Curitiba - Depois que três adolescentes, uma jovem de 13 anos e dois meninos que não tiveram as idades informadas, fizeram sexo dentro do vestiário do Colégio Estadual do Paraná (CEP), filmaram e divulgaram as imagens na internet, a comunidade acadêmica tem avaliado quais são as ações que os pais e professores devem tomar para orientar os jovens. As imagens já foram retiradas da internet e os alunos estão em casa sob a tutela dos pais e com acompanhamento pedagógico.

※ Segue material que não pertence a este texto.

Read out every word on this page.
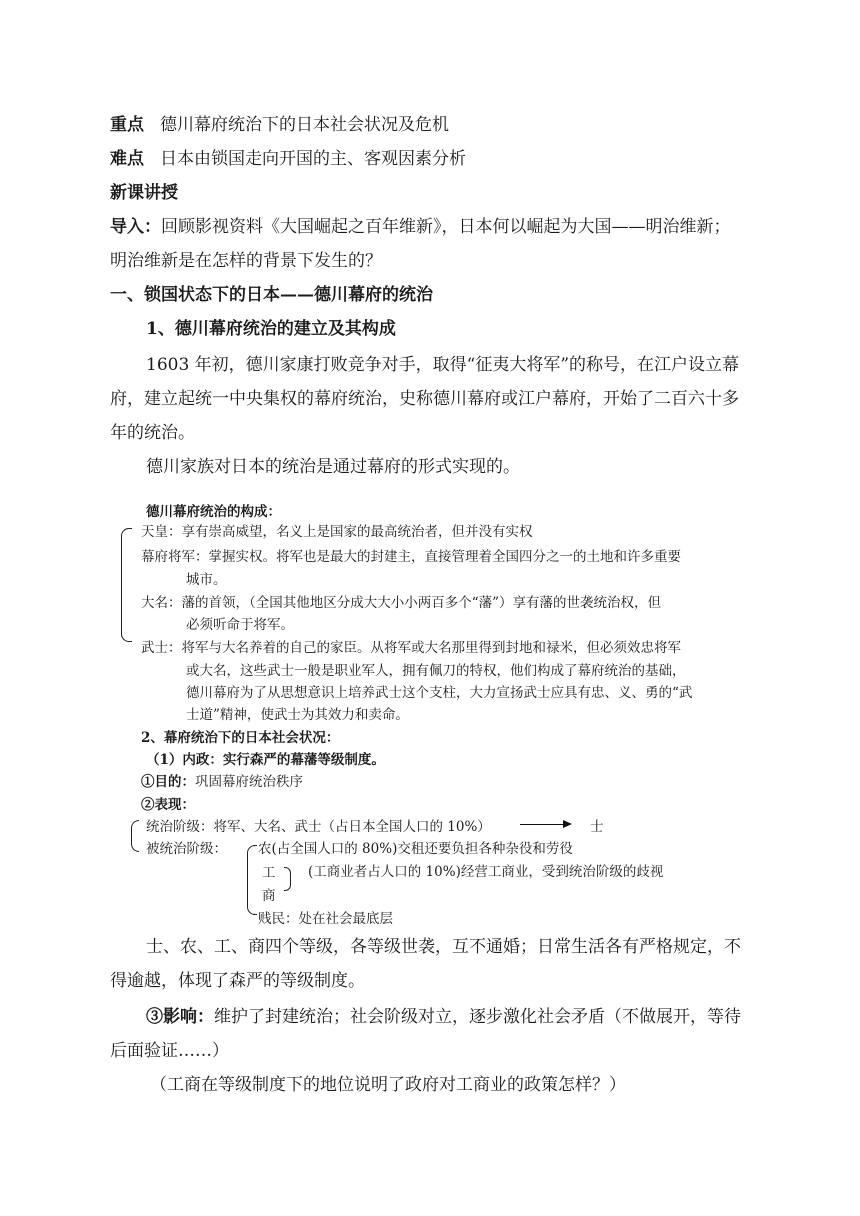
重点 德川幕府统治下的日本社会状况及危机
难点 日本由锁国走向开国的主、客观因素分析
新课讲授
导入：回顾影视资料《大国崛起之百年维新》，日本何以崛起为大国——明治维新；
明治维新是在怎样的背景下发生的？
一、锁国状态下的日本——德川幕府的统治
1、德川幕府统治的建立及其构成
1603 年初，德川家康打败竞争对手，取得“征夷大将军”的称号，在江户设立幕
府，建立起统一中央集权的幕府统治，史称德川幕府或江户幕府，开始了二百六十多
年的统治。
德川家族对日本的统治是通过幕府的形式实现的。
德川幕府统治的构成：
天皇：享有崇高威望，名义上是国家的最高统治者，但并没有实权
幕府将军：掌握实权。将军也是最大的封建主，直接管理着全国四分之一的土地和许多重要
城市。
大名：藩的首领，（全国其他地区分成大大小小两百多个“藩”）享有藩的世袭统治权，但
必须听命于将军。
武士：将军与大名养着的自己的家臣。从将军或大名那里得到封地和禄米，但必须效忠将军
或大名，这些武士一般是职业军人，拥有佩刀的特权，他们构成了幕府统治的基础，
德川幕府为了从思想意识上培养武士这个支柱，大力宣扬武士应具有忠、义、勇的“武
士道”精神，使武士为其效力和卖命。
2、幕府统治下的日本社会状况：
（1）内政：实行森严的幕藩等级制度。
①目的：巩固幕府统治秩序
②表现：
统治阶级：将军、大名、武士（占日本全国人口的 10%）	士
被统治阶级： 农(占全国人口的 80%)交租还要负担各种杂役和劳役
工
商
(工商业者占人口的 10%)经营工商业，受到统治阶级的歧视
贱民：处在社会最底层
士、农、工、商四个等级，各等级世袭，互不通婚；日常生活各有严格规定，不
得逾越，体现了森严的等级制度。
③影响：维护了封建统治；社会阶级对立，逐步激化社会矛盾（不做展开，等待
后面验证……）
（工商在等级制度下的地位说明了政府对工商业的政策怎样？）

O comportamento sexual das pessoas ainda é assunto tabu na sala de aula. Muitos professores não são orientados quanto a maneira mais adequada de falar com os alunos. Não existe um programa aplicado em todas as instituições para tirar dúvidas e levar a informação de um profissional aos adolescentes.

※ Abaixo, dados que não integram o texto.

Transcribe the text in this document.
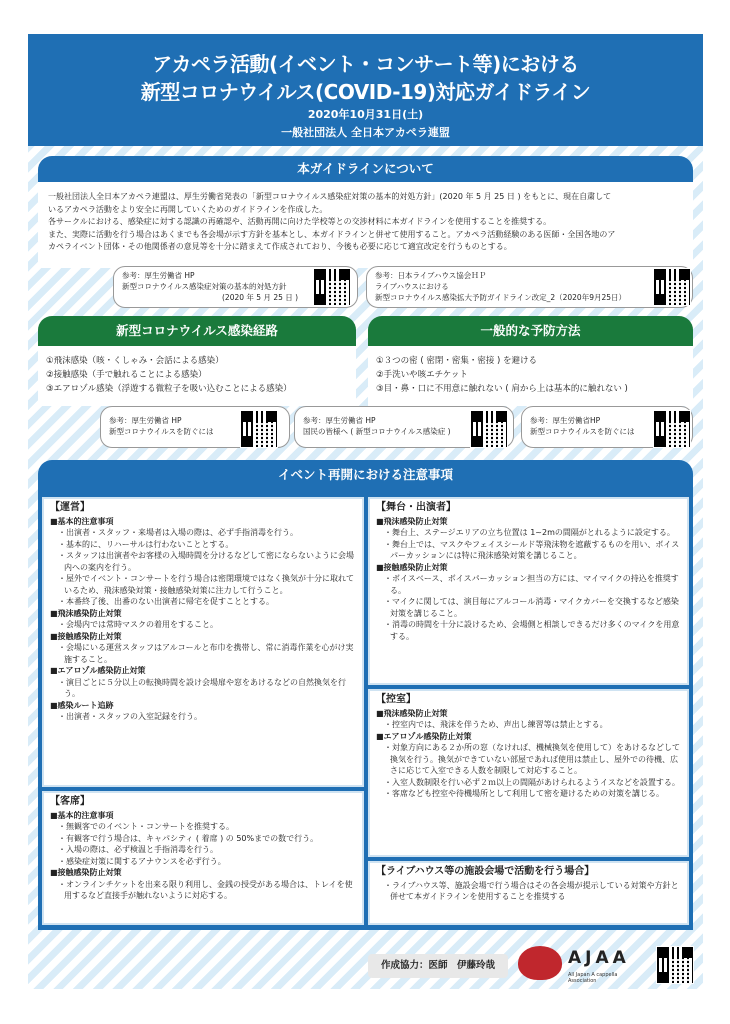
アカペラ活動(イベント・コンサート等)における
新型コロナウイルス(COVID-19)対応ガイドライン
2020年10月31日(土)
一般社団法人 全日本アカペラ連盟
本ガイドラインについて

一般社団法人全日本アカペラ連盟は、厚生労働省発表の「新型コロナウイルス感染症対策の基本的対処方針」(2020 年 5 月 25 日 ) をもとに、現在自粛して

いるアカペラ活動をより安全に再開していくためのガイドラインを作成した。

各サークルにおける、感染症に対する認識の再確認や、活動再開に向けた学校等との交渉材料に本ガイドラインを使用することを推奨する。

また、実際に活動を行う場合はあくまでも各会場が示す方針を基本とし、本ガイドラインと併せて使用すること。アカペラ活動経験のある医師・全国各地のア

カペライベント団体・その他関係者の意見等を十分に踏まえて作成されており、今後も必要に応じて適宜改定を行うものとする。

参考：厚生労働省 HP
新型コロナウイルス感染症対策の基本的対処方針
(2020 年 5 月 25 日 )
参考：日本ライブハウス協会ＨＰ
ライブハウスにおける
新型コロナウイルス感染拡大予防ガイドライン改定_2（2020年9月25日）
新型コロナウイルス感染経路

①飛沫感染（咳・くしゃみ・会話による感染）

②接触感染（手で触れることによる感染）

③エアロゾル感染（浮遊する微粒子を吸い込むことによる感染）

参考：厚生労働省 HP
新型コロナウイルスを防ぐには
一般的な予防方法

①３つの密 ( 密閉・密集・密接 ) を避ける

②手洗いや咳エチケット

③目・鼻・口に不用意に触れない ( 肩から上は基本的に触れない )

参考：厚生労働省 HP
国民の皆様へ ( 新型コロナウイルス感染症 )
参考：厚生労働省HP
新型コロナウイルスを防ぐには
イベント再開における注意事項
【運営】
■基本的注意事項
・出演者・スタッフ・来場者は入場の際は、必ず手指消毒を行う。
・基本的に、リハーサルは行わないこととする。
・スタッフは出演者やお客様の入場時間を分けるなどして密にならないように会場内への案内を行う。
・屋外でイベント・コンサートを行う場合は密閉環境ではなく換気が十分に取れているため、飛沫感染対策・接触感染対策に注力して行うこと。
・本番終了後、出番のない出演者に帰宅を促すこととする。
■飛沫感染防止対策
・会場内では常時マスクの着用をすること。
■接触感染防止対策
・会場にいる運営スタッフはアルコールと布巾を携帯し、常に消毒作業を心がけ実施すること。
■エアロゾル感染防止対策
・演目ごとに５分以上の転換時間を設け会場扉や窓をあけるなどの自然換気を行う。
■感染ルート追跡
・出演者・スタッフの入室記録を行う。
【客席】
■基本的注意事項
・無観客でのイベント・コンサートを推奨する。
・有観客で行う場合は、キャパシティ ( 着席 ) の 50%までの数で行う。
・入場の際は、必ず検温と手指消毒を行う。
・感染症対策に関するアナウンスを必ず行う。
■接触感染防止対策
・オンラインチケットを出来る限り利用し、金銭の授受がある場合は、トレイを使用するなど直接手が触れないように対応する。
【舞台・出演者】
■飛沫感染防止対策
・舞台上、ステージエリアの立ち位置は 1~2mの間隔がとれるように設定する。
・舞台上では、マスクやフェイスシールド等飛沫物を遮蔽するものを用い、ボイスパーカッションには特に飛沫感染対策を講じること。
■接触感染防止対策
・ボイスベース、ボイスパーカッション担当の方には、マイマイクの持込を推奨する。
・マイクに関しては、演目毎にアルコール消毒・マイクカバーを交換するなど感染対策を講じること。
・消毒の時間を十分に設けるため、会場側と相談しできるだけ多くのマイクを用意する。
【控室】
■飛沫感染防止対策
・控室内では、飛沫を伴うため、声出し練習等は禁止とする。
■エアロゾル感染防止対策
・対象方向にある２か所の窓（なければ、機械換気を使用して）をあけるなどして換気を行う。換気ができていない部屋であれば使用は禁止し、屋外での待機、広さに応じて入室できる人数を制限して対応すること。
・入室人数制限を行い必ず２ｍ以上の間隔があけられるようイスなどを設置する。
・客席なども控室や待機場所として利用して密を避けるための対策を講じる。
【ライブハウス等の施設会場で活動を行う場合】
・ライブハウス等、施設会場で行う場合はその各会場が提示している対策や方針と併せて本ガイドラインを使用することを推奨する
作成協力：医師　伊藤玲哉	AJAA
All Japan A cappella Association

A pedagoga Jane Terezinha Wisowaty trabalha com turmas de 3 e 4 séries, na faixa de 9 e 10 anos. Ela acredita que a educação sexual deveria virar uma disciplina, inclusive com material didático. Assim, os professores iriam falar a mesma língua e os jovens teriam a visão de um profissional. ''Tem professor que não sabe até onde pode falar sobre isso'', conta. Quando casos como o do CEP ocorrem, a sociedade cobra uma atitude por parte da escola. A saída, que antes possivelmente seria a expulsão dos alunos, foi afastá-los por período indeterminado. ''Isso ocorre porque a própria instituição não sabe qual atitude tomar'', opina a profissional.
Segundo a doutora em psicologia Paula Gomide, a orientação sexual na escola está ligada à educação, e não à formação. Como exemplo, a escola dá aulas sobre como usar a camisinha, como se engravida e prevenção de doenças. Mas falar sobre as consequências de um envolvimento amoroso ou sexual fica a cargo dos pais. Porém, isso nem sempre é feito na família. A profissional relata que em alguns países existem grupos de educação sexual onde são discutidos as diferentes formas de relacionamento. ''No Brasil, esse ainda é o papel dos pais. A orientação deve começar desde cedo, quando a criança pergunta como nascem os bebês'', explica. Essa conversa, aponta, deve ser ampliada, indicando o que é certo e errado nos programas de televisão envolvendo menores de idade.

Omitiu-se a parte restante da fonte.